— Какая вкусная! Дайте мне еще этой оранжевой крупы!
Ничего особенного вроде бы нет, да? Ну, мы в основном-то на кашах выросли. Экскаваторщику икра и покажись крупой. А только как вспомню, иногда даже плачу, ничего с собой поделать не могу.
Столько лет прошло, а он почти не изменился. Нос экскаваторщика всегда казался огромной птицей, случайно приземлившейся на лице: иногда птица беспокоилась и пыталась взлететь, иногда мирно вила гнездо среди щек.
Больше всего на свете экскаваторщик любил свою младшую сестру. Она выросла и стала скорняком. Она шила шапки: черные меточки каракуля выезжали, тормозя, на ее виски; в комнате витали маленькие завиточки шерсти, будто барашек или козочка побывали и отбыли; она кроила на полу, пятясь от шкурок круглой оттопыренной попкой; изо рта у нее выбивались иголки.
Мама экскаваторщика и его сестры-скорняка скоро умерла, и экскаваторщик стал заботиться о младшей сестре, чтобы с ней не случилось ничего плохого. Он всегда ее проверял, всегда переспрашивал, где и зачем она была, а когда от него ушла поэтесса, то он буквально стал преследовать своей заботой сестру, шагу не давал ей ступить. Бывало, сестра скажет, что ложится спать, а сама — шасть, и на свидание, а он отвечает, что и сам устал за день, и тоже ляжет, а сам — шасть, и за нею.
Однажды он увидел свою сестру под фонарем с мужчиной.
— У нас есть хотя бы мышца, выдвинутая в будущее! — объявил мужчина; он наклонился к плечу сестры экскаваторщика и откусил пуговичку, украшавшую погончик ее пальто. — А вы все втягиваете вовнутрь, в себя!
— Ты правда меня любишь? — переспросила сестра.
— Я никого не люблю, — кивнул мужчина.
— Мышца твоя, — зашептала сестра, — что гвоздь в летнем сортире. Что нанижут на него? Палую прелую листву нанижут.
— Жизнь моя кончится, если ты уйдешь, — отвернулся от нее мужчина.
Она тоже отвернулась от него. Тогда он повернулся и обнял ее спину.
— Глупая, — говорил он, скусывая остальные пуговицы с ее пальто; оно распахнулось, и нежная, байковая опрелость ночной рубашки с рюшиками, с завиточками кружев на груди открылась лунному свету и отдушке снега. — Глупая, — продолжал он, целуя ее шею.
А на следующий день сестра ушла в крематорий, потому что мужчина, с которым она встречалась под фонарем, был крематорским гардеробщиком.
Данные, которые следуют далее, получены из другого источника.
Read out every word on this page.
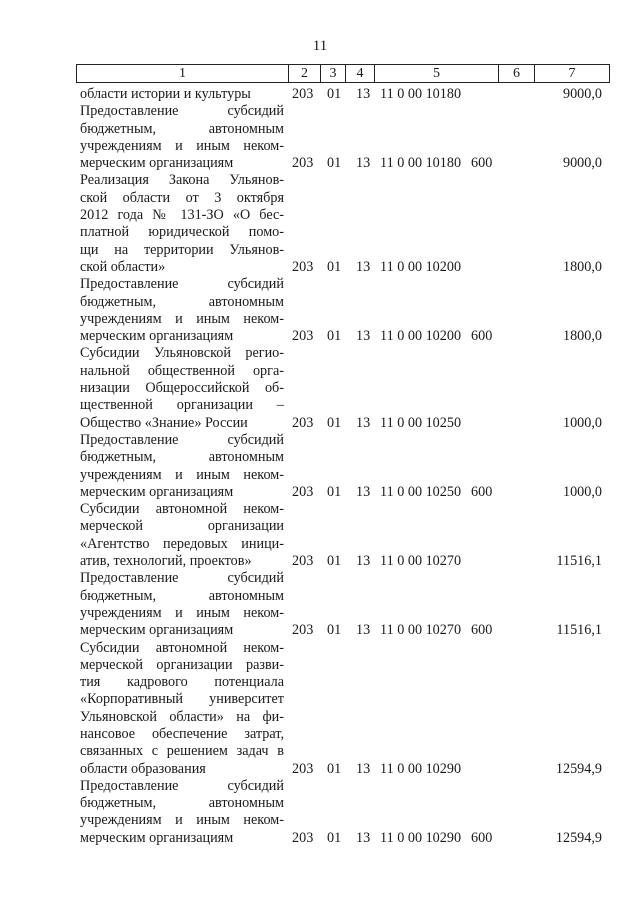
11
1	2	3	4	5	6	7
области истории и культуры	203 01 13 11 0 00 10180	9000,0
Предоставление субсидий
бюджетным, автономным
учреждениям и иным неком-
мерческим организациям	203 01 13 11 0 00 10180 600	9000,0
Реализация Закона Ульянов-
ской области от 3 октября
2012 года № 131-ЗО «О бес-
платной юридической помо-
щи на территории Ульянов-
ской области»	203 01 13 11 0 00 10200	1800,0
Предоставление субсидий
бюджетным, автономным
учреждениям и иным неком-
мерческим организациям	203 01 13 11 0 00 10200 600	1800,0
Субсидии Ульяновской регио-
нальной общественной орга-
низации Общероссийской об-
щественной организации –
Общество «Знание» России	203 01 13 11 0 00 10250	1000,0
Предоставление субсидий
бюджетным, автономным
учреждениям и иным неком-
мерческим организациям	203 01 13 11 0 00 10250 600	1000,0
Субсидии автономной неком-
мерческой организации
«Агентство передовых иници-
атив, технологий, проектов»	203 01 13 11 0 00 10270	11516,1
Предоставление субсидий
бюджетным, автономным
учреждениям и иным неком-
мерческим организациям	203 01 13 11 0 00 10270 600	11516,1
Субсидии автономной неком-
мерческой организации разви-
тия кадрового потенциала
«Корпоративный университет
Ульяновской области» на фи-
нансовое обеспечение затрат,
связанных с решением задач в
области образования	203 01 13 11 0 00 10290	12594,9
Предоставление субсидий
бюджетным, автономным
учреждениям и иным неком-
мерческим организациям	203 01 13 11 0 00 10290 600	12594,9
Экскаваторщик не мог даже ее навещать, ведь где-то рядом всегда ходила поэтесса, его бывшая жена, а ему все еще было больно ее видеть.
Экскаваторщик вынашивал планы мести, но у него ничего не получилось: буквально пару месяцев назад гардеробщик и сестра экскаваторщика обнялись и умерли к утру, не оставив даже записки. У нас в городе об этой истории ходили самые разные и противоречивые слухи. Многие склонялись к тому, что сестру экскаваторщика, как скорняка, могли приговорить зеленые, а гардеробщик просто разделил ее участь; иные же поговаривали, что, напротив, сестра экскаваторщика разделила участь гардеробщика — гардеробщик очень любил детей, но усыновленный им Мальчик еще до усыновления скончался от скарлатины, только гениальная музыка осталась от Мальчика, но и она не смогла утешить гардеробщика, а сестра экскаваторщика была бездетна, и смысла как бы в такой жизни совершенно не было… Но в любом случае эта загадочная двойная смерть, по крайней мере, разъяснила другие тайны: ясно теперь, что не случайно поэтесса все деньги отдавала гардеробщику, она конечно же чувствовала свою вину перед семьей экскаваторщика и хотела хоть его сестру сделать счастливой. Становилось понятным и почему именно у гардеробщика взяла поэтесса стремянку в день своего самоубийства — все-таки не чужие, почти родственники…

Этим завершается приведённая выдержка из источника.